Menschenrechtsorganisationen und Angehörige der etwa 30.000 Verschwundenen bauen auf De la Rúa. „Wir vertrauen darauf, daß die neue Regierung eine wirkliche Veränderung gegenüber der alten darstellt“, sagte Carlos Slepoy, Vorsitzender der argentinischen Vereinigung für Menschenrechte (ADHA). De la Rúa kündigte einerseits an, das Verfahren der Justiz zu überlassen. Andererseits erklärte er: „Die Einmischung des Auslandes ist nicht gerechtfertigt, wenn die argentinische Justiz im Rahmen ihrer Souveränität und ihrer eigenen Gesetze ermittelt.“ Er spricht damit die Probleme an, die auch Garzón schwer im Magen liegen dürften.

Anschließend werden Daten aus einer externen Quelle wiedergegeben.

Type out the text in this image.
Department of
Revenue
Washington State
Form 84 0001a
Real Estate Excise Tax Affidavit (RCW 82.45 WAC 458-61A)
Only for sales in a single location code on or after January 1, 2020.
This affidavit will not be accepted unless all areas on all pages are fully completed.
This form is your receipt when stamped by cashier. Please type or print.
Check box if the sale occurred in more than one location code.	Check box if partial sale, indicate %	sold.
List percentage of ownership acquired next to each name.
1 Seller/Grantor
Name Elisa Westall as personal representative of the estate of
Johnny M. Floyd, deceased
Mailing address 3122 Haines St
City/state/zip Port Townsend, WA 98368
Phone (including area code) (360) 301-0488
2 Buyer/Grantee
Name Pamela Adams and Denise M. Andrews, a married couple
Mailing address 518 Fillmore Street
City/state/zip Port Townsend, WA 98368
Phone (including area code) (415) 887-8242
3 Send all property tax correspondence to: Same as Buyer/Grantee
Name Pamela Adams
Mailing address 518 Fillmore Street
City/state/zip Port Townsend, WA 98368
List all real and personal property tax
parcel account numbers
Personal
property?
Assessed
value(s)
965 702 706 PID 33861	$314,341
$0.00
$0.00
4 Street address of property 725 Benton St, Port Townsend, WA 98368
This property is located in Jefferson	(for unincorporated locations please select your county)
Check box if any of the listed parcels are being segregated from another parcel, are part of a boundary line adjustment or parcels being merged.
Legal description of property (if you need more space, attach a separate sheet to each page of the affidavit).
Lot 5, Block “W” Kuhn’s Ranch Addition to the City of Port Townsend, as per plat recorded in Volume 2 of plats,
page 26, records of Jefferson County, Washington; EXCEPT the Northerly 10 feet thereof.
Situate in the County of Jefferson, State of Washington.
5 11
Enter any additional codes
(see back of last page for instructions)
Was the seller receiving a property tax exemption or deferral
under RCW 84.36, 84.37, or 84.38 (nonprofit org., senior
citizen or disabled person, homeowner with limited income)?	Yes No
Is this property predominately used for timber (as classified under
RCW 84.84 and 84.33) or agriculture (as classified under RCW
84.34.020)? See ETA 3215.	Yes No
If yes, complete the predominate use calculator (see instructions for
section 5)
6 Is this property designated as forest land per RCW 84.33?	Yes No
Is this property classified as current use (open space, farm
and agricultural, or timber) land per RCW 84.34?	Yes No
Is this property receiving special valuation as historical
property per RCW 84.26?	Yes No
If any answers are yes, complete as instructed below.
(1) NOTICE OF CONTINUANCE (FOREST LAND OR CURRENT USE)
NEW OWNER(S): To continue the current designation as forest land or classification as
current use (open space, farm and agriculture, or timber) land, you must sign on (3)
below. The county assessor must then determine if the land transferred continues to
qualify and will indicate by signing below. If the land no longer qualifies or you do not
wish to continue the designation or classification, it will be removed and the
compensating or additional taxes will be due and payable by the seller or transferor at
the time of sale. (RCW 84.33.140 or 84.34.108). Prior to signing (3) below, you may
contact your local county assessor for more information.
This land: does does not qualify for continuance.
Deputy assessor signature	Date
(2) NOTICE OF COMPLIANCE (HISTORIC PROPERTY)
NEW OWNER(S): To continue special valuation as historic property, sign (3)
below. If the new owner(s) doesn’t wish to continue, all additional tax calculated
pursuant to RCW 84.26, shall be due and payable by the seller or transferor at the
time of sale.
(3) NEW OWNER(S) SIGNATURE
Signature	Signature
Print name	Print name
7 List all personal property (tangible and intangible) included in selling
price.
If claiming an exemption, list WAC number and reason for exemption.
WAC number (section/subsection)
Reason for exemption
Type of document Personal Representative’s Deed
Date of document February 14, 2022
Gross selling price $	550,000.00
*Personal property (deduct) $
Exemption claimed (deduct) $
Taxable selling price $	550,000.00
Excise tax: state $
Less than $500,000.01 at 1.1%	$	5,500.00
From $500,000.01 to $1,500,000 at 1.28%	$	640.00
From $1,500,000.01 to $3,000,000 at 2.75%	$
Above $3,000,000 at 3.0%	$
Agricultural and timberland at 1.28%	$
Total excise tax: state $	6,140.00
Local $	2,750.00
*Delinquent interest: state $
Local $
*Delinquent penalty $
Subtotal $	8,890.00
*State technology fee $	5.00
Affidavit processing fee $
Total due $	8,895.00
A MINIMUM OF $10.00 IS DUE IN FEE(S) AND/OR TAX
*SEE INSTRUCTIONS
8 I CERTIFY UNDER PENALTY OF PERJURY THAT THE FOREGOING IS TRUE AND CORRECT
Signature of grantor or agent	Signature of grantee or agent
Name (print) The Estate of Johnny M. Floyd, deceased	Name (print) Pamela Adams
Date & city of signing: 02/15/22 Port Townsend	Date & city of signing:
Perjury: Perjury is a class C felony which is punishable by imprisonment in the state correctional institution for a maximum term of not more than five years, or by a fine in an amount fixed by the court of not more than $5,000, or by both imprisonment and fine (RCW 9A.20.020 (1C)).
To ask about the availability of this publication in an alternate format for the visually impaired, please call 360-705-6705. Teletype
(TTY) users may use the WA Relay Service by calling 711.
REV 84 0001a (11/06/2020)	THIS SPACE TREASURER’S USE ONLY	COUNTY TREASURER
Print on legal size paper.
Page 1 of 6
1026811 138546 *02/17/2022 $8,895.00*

Juristische Komplikationen
Zum einen wurden viele der 98 Verantwortlichen, um die es jetzt geht, schon 1985 zu teilweise lebenslänglichen Haftstrafen verurteilt. Die meisten befinden sich freilich auf Grund einer Amnestie von 1990 auf freiem Fuß. Doch darf nach dem juristischen Grundsatz „ne bis in idem“ niemand ein zweites Mal für dasselbe Verbrechen belangt werden. Garzón wird also andere Anklagepunkte als die von 1985 verhandeln müssen. Das trifft allerdings nicht auf die unteren Ränge zu: Das Schlußpunktgesetz und das sogenannte Gesetz zum Befehlsnotstand von 1989 machen eine Verurteilung der subalternen Militärs bis heute unmöglich.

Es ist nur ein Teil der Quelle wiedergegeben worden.